Холостой брат Пиднебеснихи, казак Охрим, был из людей этого сорта: он сам научился грамоте и Писанию и считал своею обязанностью научить всему этому и других. Учил он кого только мог, и всегда задаром – ожидая за свой труд той платы, которая обещана каждому, «кто научит и наставит». Учительство это обыкновенно ослабевало летом, во время полевых работ, но зато усиливалось с осени и шло неослабно во всю зиму до весенней пашни. Дети учились днем, а по вечерам у Пиднебесного собирались «вечерницы» – рабочие посиделки, – так, как и у прочих людей. Только у Охрима не пели пустых песен и не вели празднословия, а дивчата пряли лен и волну, а сам Охрим, выставив на стол тарелку меду и тарелку орехов для угощения «во имя Христово», просил за это потчевание позволить ему «поговорить о Христе». Молодой народ это ему дозволял, и Охрим услаждал добрые души медом, орехами и евангельскою беседою и скоро так их к этому приохотил, что ни одна девица и ни один парень не хотели и идти на вечерницы в другое место. Беседы пошли даже и без меду, и без орехов.

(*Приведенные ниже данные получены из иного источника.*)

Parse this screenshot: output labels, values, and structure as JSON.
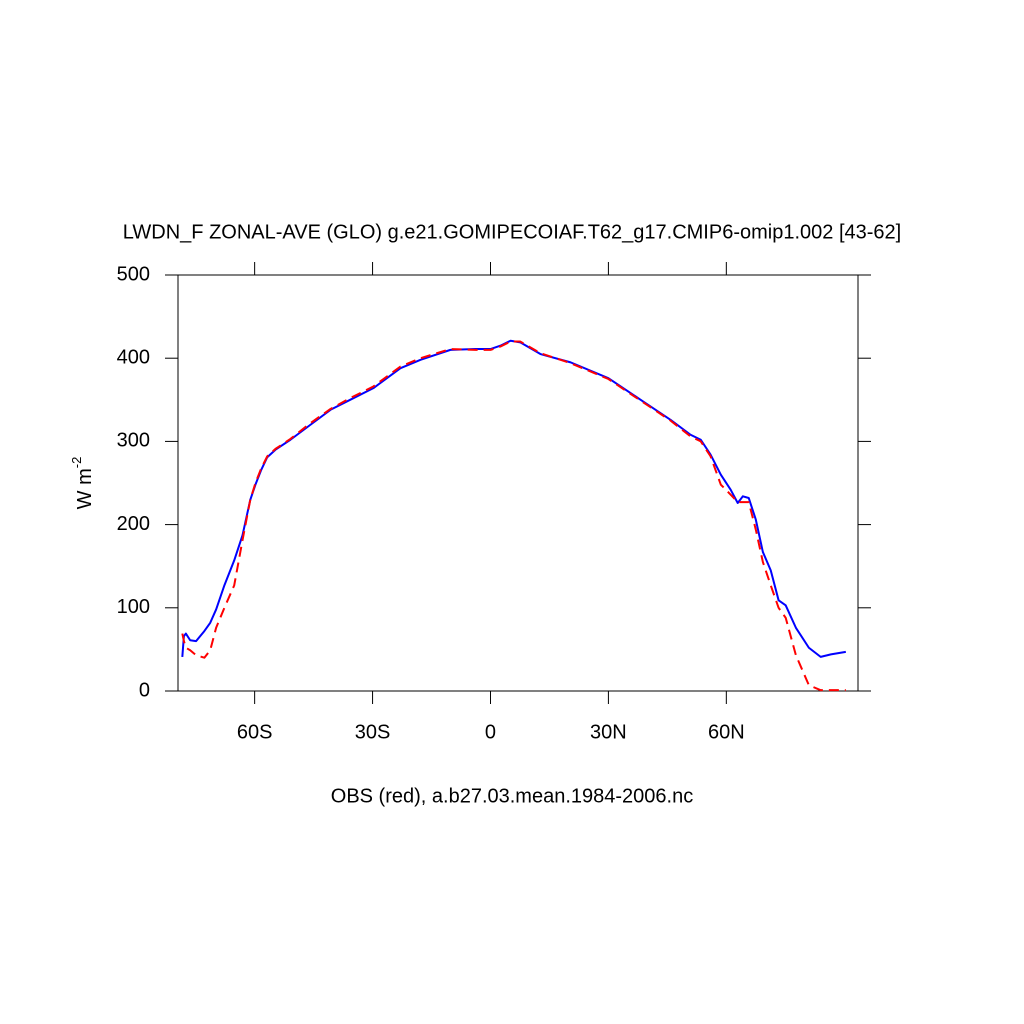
{
  "chart_data": {
    "type": "line",
    "title": "LWDN_F ZONAL-AVE (GLO) g.e21.GOMIPECOIAF.T62_g17.CMIP6-omip1.002 [43-62]",
    "subtitle": "OBS (red), a.b27.03.mean.1984-2006.nc",
    "ylabel": "W m",
    "ylabel_sup": "-2",
    "xlim": [
      -79.5,
      93.5
    ],
    "ylim": [
      0,
      500
    ],
    "xticks": [
      {
        "value": -60,
        "label": "60S"
      },
      {
        "value": -30,
        "label": "30S"
      },
      0,
      {
        "value": 30,
        "label": "30N"
      },
      {
        "value": 60,
        "label": "60N"
      }
    ],
    "yticks": [
      0,
      100,
      200,
      300,
      400,
      500
    ],
    "x": [
      -78.4,
      -78,
      -77.5,
      -76.4,
      -74.9,
      -72.8,
      -71.3,
      -69.8,
      -67.7,
      -65.2,
      -63.1,
      -61.1,
      -59.8,
      -58.3,
      -56.8,
      -54.7,
      -50.9,
      -45.8,
      -40.7,
      -35.7,
      -29.8,
      -22.9,
      -17.8,
      -10.2,
      -3.8,
      0,
      2.5,
      5.1,
      7.6,
      12.7,
      20.4,
      30,
      38.2,
      45.8,
      50.9,
      53.5,
      56,
      58.6,
      61.1,
      62.9,
      64.2,
      65.7,
      67.5,
      69.3,
      71.3,
      73.3,
      75.1,
      77.7,
      81,
      84,
      86.6,
      90.4
    ],
    "series": [
      {
        "color": "#0000ff",
        "dashed": false,
        "values": [
          41,
          66,
          69,
          61,
          60,
          72,
          82,
          98,
          127,
          157,
          187,
          230,
          248,
          266,
          281,
          290,
          302,
          320,
          338,
          350,
          364,
          388,
          398,
          410,
          411,
          411,
          415,
          421,
          419,
          405,
          395,
          376,
          350,
          326,
          308,
          302,
          284,
          260,
          242,
          226,
          234,
          232,
          206,
          167,
          145,
          109,
          103,
          76,
          52,
          41,
          44,
          47
        ]
      },
      {
        "color": "#ff0000",
        "dashed": true,
        "values": [
          69,
          60,
          52,
          49,
          43,
          40,
          49,
          76,
          100,
          127,
          181,
          230,
          250,
          268,
          282,
          291,
          303,
          322,
          339,
          352,
          366,
          390,
          400,
          411,
          410,
          410,
          414,
          420,
          420,
          406,
          394,
          375,
          349,
          325,
          306,
          300,
          282,
          248,
          236,
          227,
          227,
          227,
          194,
          155,
          127,
          100,
          88,
          43,
          7,
          1,
          1,
          1
        ]
      }
    ]
  }
}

На Охримовых вечерницах также происходили и сближения, последствием которых являлись браки, но тут тоже была замечена очень странная особенность, необыкновенно послужившая в пользу Охримовой репутации: все молодые люди, полюбившиеся между собою на вечерницах Охрима и потом сделавшиеся супругами, – были, как на отбор, счастливы друг другом. Конечно, это всего вероятнее происходило оттого, что их сближение происходило в мирной атмосфере духовности, а не в мятеже разгульной страстности – когда выбором руководит желанье крови, а не чуткое влечение сердца. Словом, велось по Писанию: «Господь вселял в дом единомысленные, а не преогорчевающие». Так все шло в пользу репутации Пиднебесного, который, несмотря на свою простоту и непритязательность, стал в Парипсах в самое почетное положение – человека богоугодного. К нему не ходили на суд только потому, что он никого не судил, а научиться у него желали все, «ожидавшие воскресения».
XVII
Таких людей, как Охрим Пиднебесный, в Малороссии в то время обозначилось несколько, но все они крылись без шуму и долго оставались незамеченными для всех, кроме крестьянского мира.

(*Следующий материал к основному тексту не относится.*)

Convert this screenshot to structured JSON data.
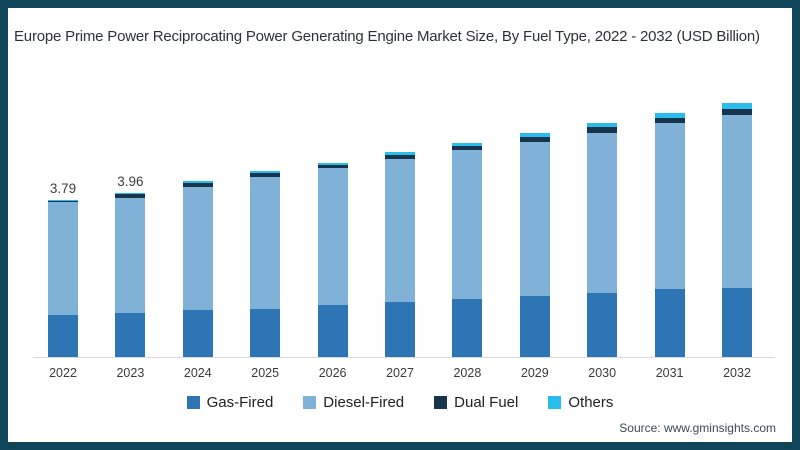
{
  "title": "Europe Prime Power Reciprocating Power Generating Engine Market Size, By Fuel Type, 2022 - 2032 (USD Billion)",
  "source": "Source: www.gminsights.com",
  "colors": {
    "frame_border": "#0f4659",
    "baseline": "#d9d9d9",
    "gas_fired": "#2e75b6",
    "diesel_fired": "#7fb2d6",
    "dual_fuel": "#16354c",
    "others": "#29bdee"
  },
  "chart_data": {
    "type": "bar",
    "stacked": true,
    "title": "Europe Prime Power Reciprocating Power Generating Engine Market Size, By Fuel Type, 2022 - 2032 (USD Billion)",
    "xlabel": "",
    "ylabel": "USD Billion",
    "grid": false,
    "legend_position": "bottom",
    "categories": [
      "2022",
      "2023",
      "2024",
      "2025",
      "2026",
      "2027",
      "2028",
      "2029",
      "2030",
      "2031",
      "2032"
    ],
    "series": [
      {
        "name": "Gas-Fired",
        "color": "#2e75b6",
        "values": [
          1.01,
          1.06,
          1.13,
          1.16,
          1.26,
          1.33,
          1.4,
          1.47,
          1.55,
          1.64,
          1.67
        ]
      },
      {
        "name": "Diesel-Fired",
        "color": "#7fb2d6",
        "values": [
          2.73,
          2.79,
          2.98,
          3.19,
          3.3,
          3.45,
          3.6,
          3.72,
          3.86,
          4.01,
          4.17
        ]
      },
      {
        "name": "Dual Fuel",
        "color": "#16354c",
        "values": [
          0.03,
          0.08,
          0.09,
          0.09,
          0.08,
          0.1,
          0.1,
          0.12,
          0.14,
          0.12,
          0.14
        ]
      },
      {
        "name": "Others",
        "color": "#29bdee",
        "values": [
          0.02,
          0.03,
          0.05,
          0.05,
          0.05,
          0.07,
          0.07,
          0.1,
          0.1,
          0.12,
          0.15
        ]
      }
    ],
    "totals": [
      3.79,
      3.96,
      4.25,
      4.49,
      4.69,
      4.95,
      5.17,
      5.41,
      5.65,
      5.89,
      6.13
    ],
    "data_labels": [
      "3.79",
      "3.96",
      null,
      null,
      null,
      null,
      null,
      null,
      null,
      null,
      null
    ],
    "note_labeled_values_only": "Only 2022 (3.79) and 2023 (3.96) totals are labeled in the chart; other totals estimated from bar heights."
  }
}
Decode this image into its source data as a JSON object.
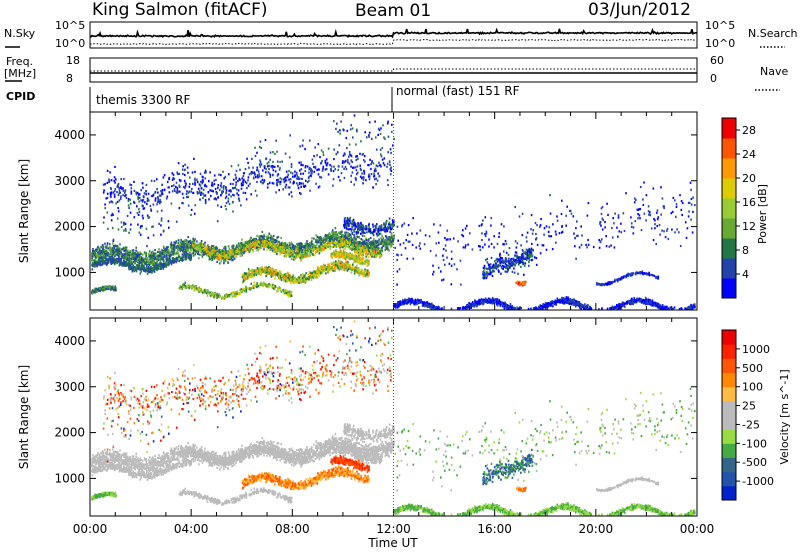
{
  "header": {
    "station": "King Salmon (fitACF)",
    "beam": "Beam 01",
    "date": "03/Jun/2012"
  },
  "status_panels": {
    "nsky_label": "N.Sky",
    "nsearch_label": "N.Search",
    "freq_label_line1": "Freq.",
    "freq_label_line2": "[MHz]",
    "nave_label": "Nave",
    "cpid_label": "CPID",
    "noise_left_ticks": [
      "10^5",
      "10^0"
    ],
    "noise_right_ticks": [
      "10^5",
      "10^0"
    ],
    "freq_left_ticks": [
      "18",
      "8"
    ],
    "freq_right_ticks": [
      "60",
      "0"
    ],
    "cpid_modes": [
      {
        "name": "themis 3300 RF",
        "start": "00:00",
        "end": "12:00"
      },
      {
        "name": "normal (fast) 151 RF",
        "start": "12:00",
        "end": "00:00"
      }
    ]
  },
  "chart_data": [
    {
      "type": "heatmap",
      "title": "Power",
      "xlabel": "",
      "ylabel": "Slant Range [km]",
      "x_ticks": [
        "00:00",
        "04:00",
        "08:00",
        "12:00",
        "16:00",
        "20:00",
        "00:00"
      ],
      "x_range_hours": [
        0,
        24
      ],
      "y_ticks": [
        1000,
        2000,
        3000,
        4000
      ],
      "ylim": [
        180,
        4500
      ],
      "colorbar_label": "Power [dB]",
      "colorbar_ticks": [
        4,
        8,
        12,
        16,
        20,
        24,
        28
      ],
      "colorbar_range": [
        0,
        30
      ],
      "colorbar_colors": [
        "#0000ff",
        "#2244aa",
        "#227744",
        "#66aa33",
        "#99cc33",
        "#ddcc00",
        "#ff9900",
        "#ff5500",
        "#ee0000"
      ]
    },
    {
      "type": "heatmap",
      "title": "Velocity",
      "xlabel": "Time UT",
      "ylabel": "Slant Range [km]",
      "x_ticks": [
        "00:00",
        "04:00",
        "08:00",
        "12:00",
        "16:00",
        "20:00",
        "00:00"
      ],
      "x_range_hours": [
        0,
        24
      ],
      "y_ticks": [
        1000,
        2000,
        3000,
        4000
      ],
      "ylim": [
        180,
        4500
      ],
      "colorbar_label": "Velocity [m s^-1]",
      "colorbar_ticks": [
        "1000",
        "500",
        "100",
        "25",
        "-25",
        "-100",
        "-500",
        "-1000"
      ],
      "colorbar_colors": [
        "#0022cc",
        "#2255aa",
        "#336688",
        "#44aa44",
        "#99dd44",
        "#bbbbbb",
        "#bbbbbb",
        "#ffbb44",
        "#ff8800",
        "#ff5500",
        "#ff2200",
        "#ee0000"
      ]
    }
  ]
}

Спустя целую четверть столетия эти люди сами сказались, явясь в обширном и тесно сплоченном религиозном союзе, который называется «штундою». Я очень хорошо знал одного из таких вожаков: это был приветливый, добрый холостой казак-девственник. Как большинство его товарищей, он научился грамоте самоучкою и обучил один всех окрестных ребят и девушек. Последних он учил на вечерницах, или, no-великорусскому, на «посиделках», на которые они собирались к нему с работою. Девушки пряли и шили, а он рассказывал о Христе.
Толкования его были самые простые, совсем чуждые всякой догматики и богослужебных установлений, а имеющие почти исключительно цели нравственного воспитания человека по идеям Иисуса. Мой знакомый казак-проповедник жил, однако, на левой стороне Днепра, в местности, где еще нет штунды.

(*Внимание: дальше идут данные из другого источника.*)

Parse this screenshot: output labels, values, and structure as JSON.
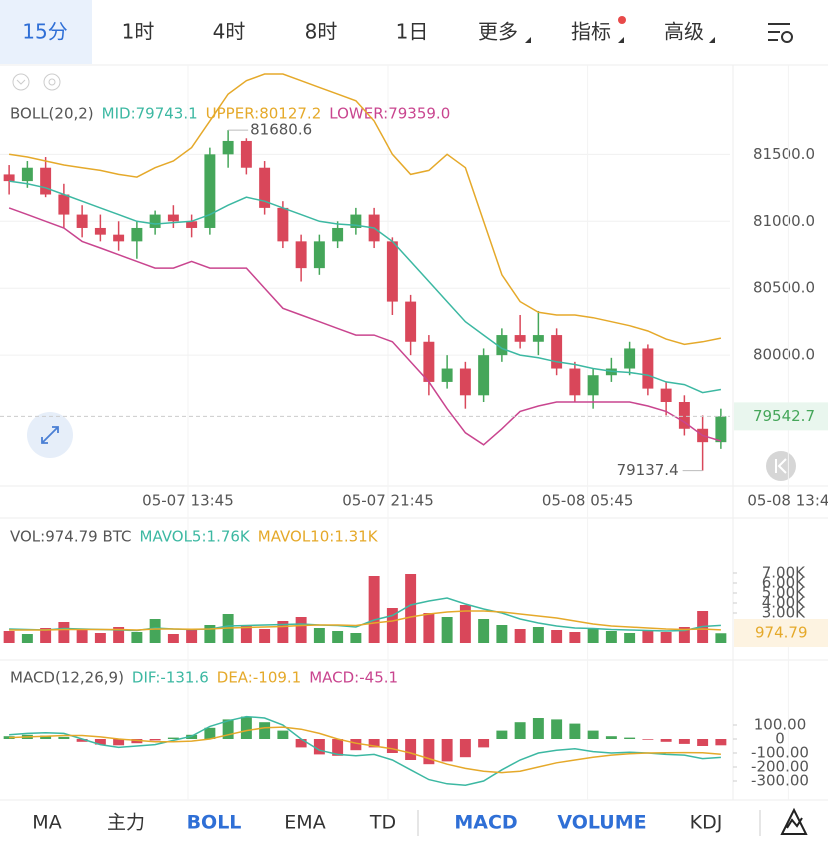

Впрочем, в то время, к которому относится рассказ, учение это еще не имело ничего сформированного и по правому днепровскому берегу.
XVIII
Хлопца Дукачева Савку отдали учить грамоте к Пиднебссиому, а тот, заметив, с одной стороны, быстрые способности ребенка, а с другой, его горячую религиозность, очень его полюбил. Савва платил своему чистосердечному учителю тем же. Так между ними образовалась связь, которая оказалась до такой степени крепкою и нежною, что когда старый Дукач взял сына в монастырь, чтобы там посвятить его по материнскому обету на служение богу, то мальчик затосковал невыносимо, не столько по матери, сколько о своем простодушном учителе. И эта тоска так повлияла на слабую организацию нежного ребенка, что он скоро заболел, слег и наверно бы умер, если бы его неожиданно не навестил Пиднебесный.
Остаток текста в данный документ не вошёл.